Prions, or “proteinaceous infectious particles,” are proteins that exist normally in the body but can sometimes cause disease. Unlike bacteria or viruses, prions don’t have any of their own DNA; they cause disease when they become misfolded so that they can no longer function properly, and they propagate throughout the brain. Prions can form sporadically or be transmitted through exposure, including through food (this is how mad cow disease spreads). Many of the resulting diseases, such as Creutzfeldt-Jakob disease (CJD), have long incubation periods but eventually lead to death.
In the study, the researchers looked at the brains of eight patients who, as children, received a medical procedure that was later found to transmit prions. They all died of CJD between the ages of 36 and 51. And yet the researchers were surprised to find that six of their brains contained the protein amyloid beta, thought to be a driver of Alzheimer’s disease. In fact, four patients had “quite substantial Alzheimer-like pathology,” says John Collinge, one of the authors of the study said in a press conference. “In that age group you don’t really see this sort of pathology; it’s only really seen in elderly individuals unless you have a genetic predisposition to it, and none of these patients did.”

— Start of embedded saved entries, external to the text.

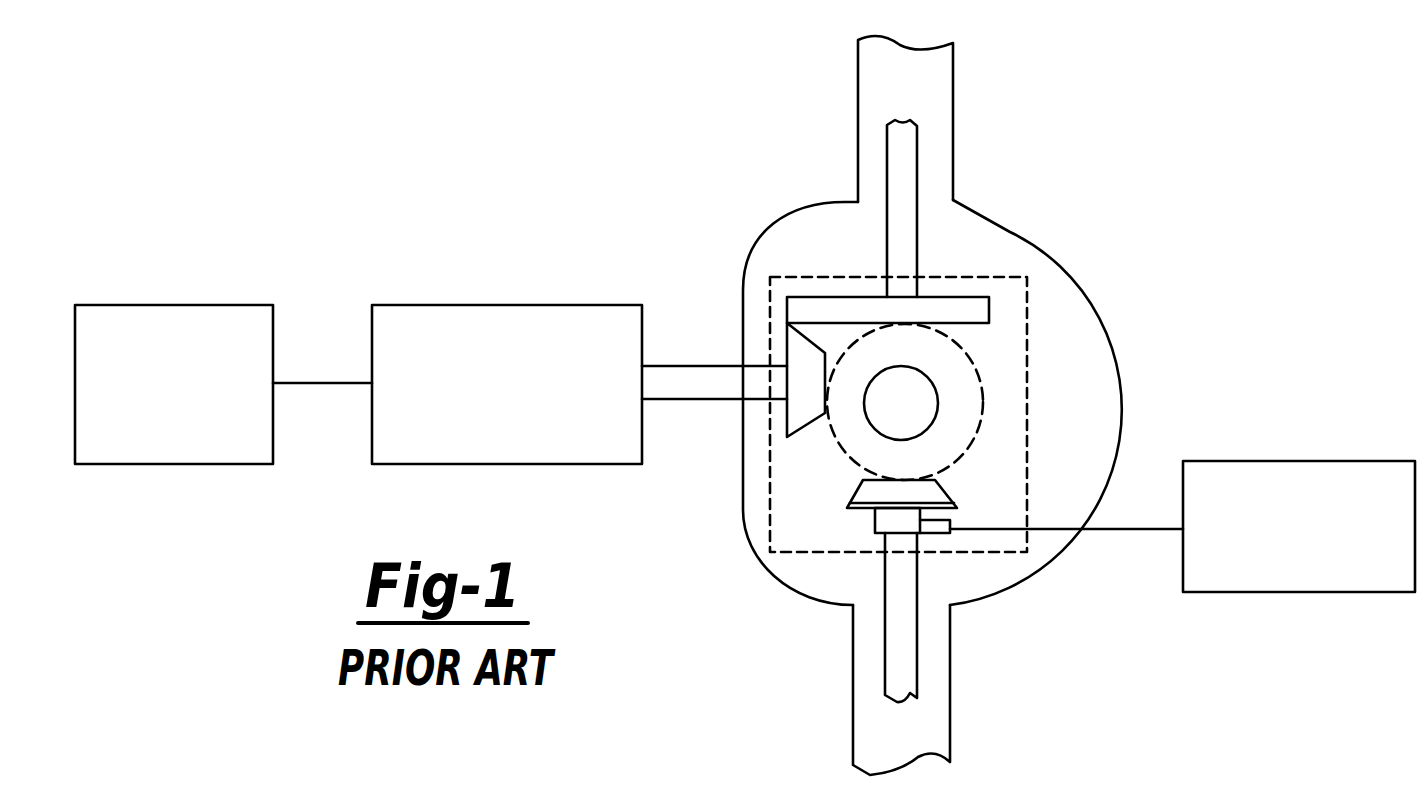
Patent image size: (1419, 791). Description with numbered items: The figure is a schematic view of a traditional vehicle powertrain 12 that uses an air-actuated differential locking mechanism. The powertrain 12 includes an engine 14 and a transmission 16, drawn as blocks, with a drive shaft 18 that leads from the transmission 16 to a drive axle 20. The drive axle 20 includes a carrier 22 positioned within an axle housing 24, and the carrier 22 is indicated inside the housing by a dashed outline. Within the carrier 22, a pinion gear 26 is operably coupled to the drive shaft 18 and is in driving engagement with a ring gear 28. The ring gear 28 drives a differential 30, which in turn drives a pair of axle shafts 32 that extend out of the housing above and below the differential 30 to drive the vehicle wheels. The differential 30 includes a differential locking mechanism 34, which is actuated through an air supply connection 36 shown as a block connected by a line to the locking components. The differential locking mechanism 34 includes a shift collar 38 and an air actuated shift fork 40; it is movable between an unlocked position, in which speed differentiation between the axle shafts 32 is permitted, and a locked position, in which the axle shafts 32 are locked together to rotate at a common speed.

The powertrain 12 is at (288, 212).
The engine 14 is at (237, 305).
The transmission 16 is at (478, 305).
The drive shaft 18 is at (692, 366).
The drive axle 20 is at (935, 117).
The carrier 22 is at (1027, 350).
The axle housing 24 is at (804, 247).
The pinion gear 26 is at (796, 432).
The ring gear 28 is at (973, 297).
The differential 30 is at (916, 416).
The axle shafts 32 is at (899, 172).
The differential locking mechanism 34 is at (816, 499).
The air supply connection 36 is at (1292, 592).
The shift collar 38 is at (942, 481).
The air actuated shift fork 40 is at (948, 535).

The researchers suspected that other prion diseases might increase the production of amyloid beta, so they checked the records of 116 other patients with different types of prion disease. But they found that their levels weren’t any higher than normal—the transmissible prions, it seems, made the patients more likely to develop CJD and Alzheimer’s.

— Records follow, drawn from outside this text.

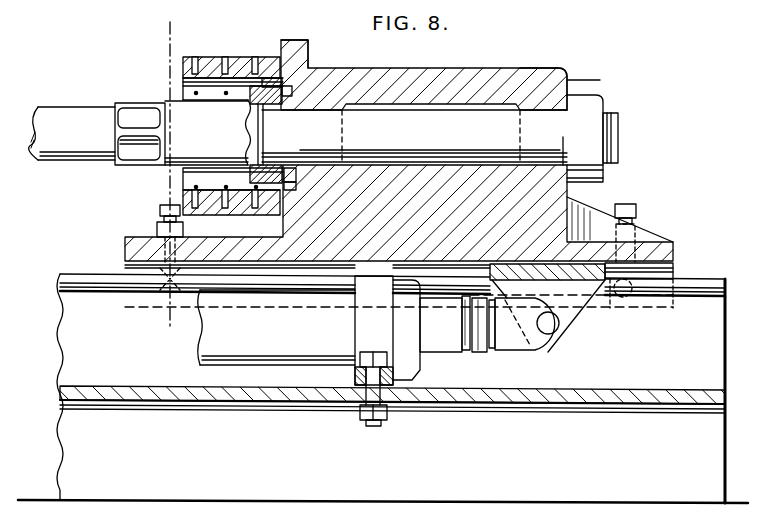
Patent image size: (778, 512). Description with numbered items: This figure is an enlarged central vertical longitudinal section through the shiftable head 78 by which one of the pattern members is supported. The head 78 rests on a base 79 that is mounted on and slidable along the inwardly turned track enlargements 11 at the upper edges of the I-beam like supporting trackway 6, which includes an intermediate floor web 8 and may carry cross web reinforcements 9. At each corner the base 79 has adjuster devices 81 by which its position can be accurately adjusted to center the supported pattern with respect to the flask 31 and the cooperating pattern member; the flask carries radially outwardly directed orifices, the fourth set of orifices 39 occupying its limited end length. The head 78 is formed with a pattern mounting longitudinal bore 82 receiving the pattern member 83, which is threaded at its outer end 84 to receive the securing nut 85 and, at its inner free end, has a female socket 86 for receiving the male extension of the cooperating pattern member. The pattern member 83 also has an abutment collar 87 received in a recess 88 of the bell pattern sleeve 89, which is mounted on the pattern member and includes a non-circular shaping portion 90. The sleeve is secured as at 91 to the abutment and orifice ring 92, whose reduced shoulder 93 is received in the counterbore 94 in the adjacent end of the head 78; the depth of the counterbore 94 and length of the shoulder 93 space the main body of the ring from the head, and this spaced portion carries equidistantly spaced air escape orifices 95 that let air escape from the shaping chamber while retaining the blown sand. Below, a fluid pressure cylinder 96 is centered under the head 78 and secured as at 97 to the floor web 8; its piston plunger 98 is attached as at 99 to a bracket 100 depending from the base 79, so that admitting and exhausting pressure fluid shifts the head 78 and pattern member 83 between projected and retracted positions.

The supporting trackway 6 is at (70, 446).
The intermediate floor web 8 is at (668, 405).
The cross web reinforcements 9 is at (161, 32).
The track enlargements 11 is at (84, 282).
The flask 31 is at (203, 57).
The fourth set of orifices 39 is at (230, 57).
The head 78 is at (555, 72).
The base 79 is at (675, 246).
The adjuster devices 81 is at (158, 210).
The pattern mounting longitudinal bore 82 is at (567, 80).
The pattern member 83 is at (48, 110).
The threaded outer end 84 is at (620, 140).
The securing nut 85 is at (605, 104).
The female socket 86 is at (334, 153).
The abutment collar 87 is at (275, 139).
The recess 88 is at (246, 122).
The bell pattern sleeve 89 is at (168, 170).
The non-circular shaping portion 90 is at (128, 118).
The securing means 91 is at (296, 76).
The abutment and orifice ring 92 is at (271, 62).
The reduced shoulder 93 is at (372, 70).
The counterbore 94 is at (286, 180).
The air escape orifices 95 is at (288, 184).
The fluid pressure cylinder 96 is at (283, 355).
The securing means 97 is at (358, 418).
The piston plunger 98 is at (497, 350).
The attachment 99 is at (552, 326).
The bracket 100 is at (578, 320).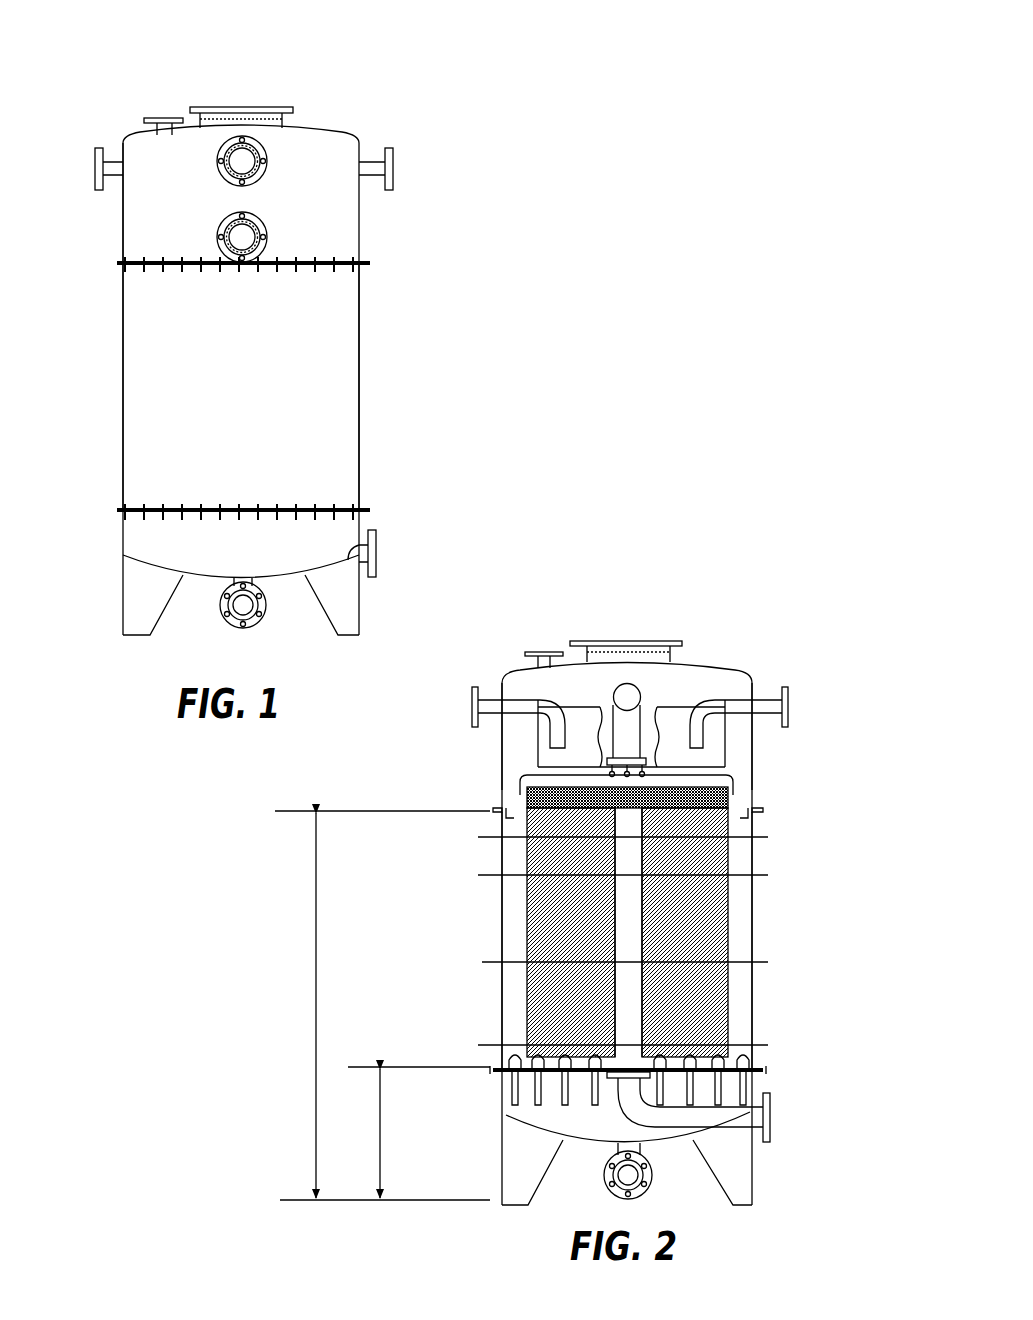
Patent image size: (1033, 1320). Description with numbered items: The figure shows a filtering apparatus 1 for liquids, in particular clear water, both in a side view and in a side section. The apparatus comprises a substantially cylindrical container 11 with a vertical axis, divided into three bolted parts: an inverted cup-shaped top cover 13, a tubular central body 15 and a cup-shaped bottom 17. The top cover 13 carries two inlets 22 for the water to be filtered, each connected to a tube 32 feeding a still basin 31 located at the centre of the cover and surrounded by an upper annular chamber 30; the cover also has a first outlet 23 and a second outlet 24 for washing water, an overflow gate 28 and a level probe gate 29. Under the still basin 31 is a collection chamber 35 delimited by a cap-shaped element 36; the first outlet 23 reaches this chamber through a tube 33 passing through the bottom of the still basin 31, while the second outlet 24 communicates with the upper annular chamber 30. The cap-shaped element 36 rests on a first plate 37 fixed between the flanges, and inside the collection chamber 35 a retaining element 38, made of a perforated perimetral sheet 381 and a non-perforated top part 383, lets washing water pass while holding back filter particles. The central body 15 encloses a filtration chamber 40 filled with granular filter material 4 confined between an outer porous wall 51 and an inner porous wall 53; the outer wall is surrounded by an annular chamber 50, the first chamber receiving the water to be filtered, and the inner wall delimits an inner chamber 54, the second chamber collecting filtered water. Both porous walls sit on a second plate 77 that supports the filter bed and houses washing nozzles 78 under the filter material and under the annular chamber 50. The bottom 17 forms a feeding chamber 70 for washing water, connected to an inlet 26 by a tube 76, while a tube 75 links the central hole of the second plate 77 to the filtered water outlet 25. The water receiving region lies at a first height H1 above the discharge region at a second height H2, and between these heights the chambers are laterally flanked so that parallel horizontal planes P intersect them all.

In FIG. 1, the filtering apparatus 1 is at (457, 383).
In FIG. 2, the filtering apparatus 1 is at (713, 634).
In FIG. 1, the container 11 is at (113, 390).
In FIG. 2, the container 11 is at (780, 979).
In FIG. 1, the top cover 13 is at (145, 226).
In FIG. 2, the top cover 13 is at (496, 740).
In FIG. 1, the central body 15 is at (150, 448).
In FIG. 2, the central body 15 is at (757, 945).
In FIG. 1, the bottom 17 is at (170, 538).
In FIG. 2, the bottom 17 is at (502, 1107).
In FIG. 1, the inlet 22 is at (97, 148).
In FIG. 2, the inlet 22 is at (475, 700).
In FIG. 1, the first outlet 23 is at (262, 158).
In FIG. 2, the first outlet 23 is at (628, 690).
In FIG. 1, the second outlet 24 is at (262, 236).
In FIG. 1, the outlet 25 is at (376, 550).
In FIG. 2, the outlet 25 is at (770, 1108).
In FIG. 1, the inlet 26 is at (243, 610).
In FIG. 2, the inlet 26 is at (628, 1175).
In FIG. 1, the overflow gate 28 is at (243, 107).
In FIG. 2, the overflow gate 28 is at (613, 641).
In FIG. 1, the level probe gate 29 is at (160, 120).
In FIG. 2, the level probe gate 29 is at (540, 652).
In FIG. 2, the upper annular chamber 30 is at (733, 728).
In FIG. 2, the still basin 31 is at (670, 725).
In FIG. 2, the tube 32 is at (528, 703).
In FIG. 2, the tube 33 is at (627, 735).
In FIG. 2, the collection chamber 35 is at (710, 777).
In FIG. 2, the cap-shaped element 36 is at (516, 770).
In FIG. 2, the first plate 37 is at (746, 815).
In FIG. 2, the retaining element 38 is at (735, 789).
In FIG. 2, the perforated perimetral sheet 381 is at (730, 793).
In FIG. 2, the top part 383 is at (565, 787).
In FIG. 2, the filtration chamber 40 is at (667, 888).
In FIG. 2, the granular filter material 4 is at (570, 967).
In FIG. 2, the annular chamber 50 is at (737, 860).
In FIG. 2, the outer porous wall 51 is at (730, 897).
In FIG. 2, the inner porous wall 53 is at (617, 990).
In FIG. 2, the inner chamber 54 is at (627, 1012).
In FIG. 2, the feeding chamber 70 is at (612, 1146).
In FIG. 2, the tube 75 is at (667, 1110).
In FIG. 2, the tube 76 is at (640, 1150).
In FIG. 2, the second plate 77 is at (598, 1108).
In FIG. 2, the nozzles 78 is at (733, 1078).
In FIG. 2, the horizontal planes P is at (495, 837).
In FIG. 2, the first height H1 is at (382, 1005).
In FIG. 2, the second height H2 is at (416, 1132).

The researchers still don’t understand how exactly prions and amyloid beta are related. But they note that medical procedures like surgery or blood transfusions could play a role in transmitting prions, putting patients at a higher risk of developing Alzheimer’s. There is no evidence of this connection yet—and, as a spokesperson from the British Department of Health points out, a small study of eight patients isn’t yet cause for alarm—but the researchers hope to investigate how prions could be transmitted in a medical setting in the near future.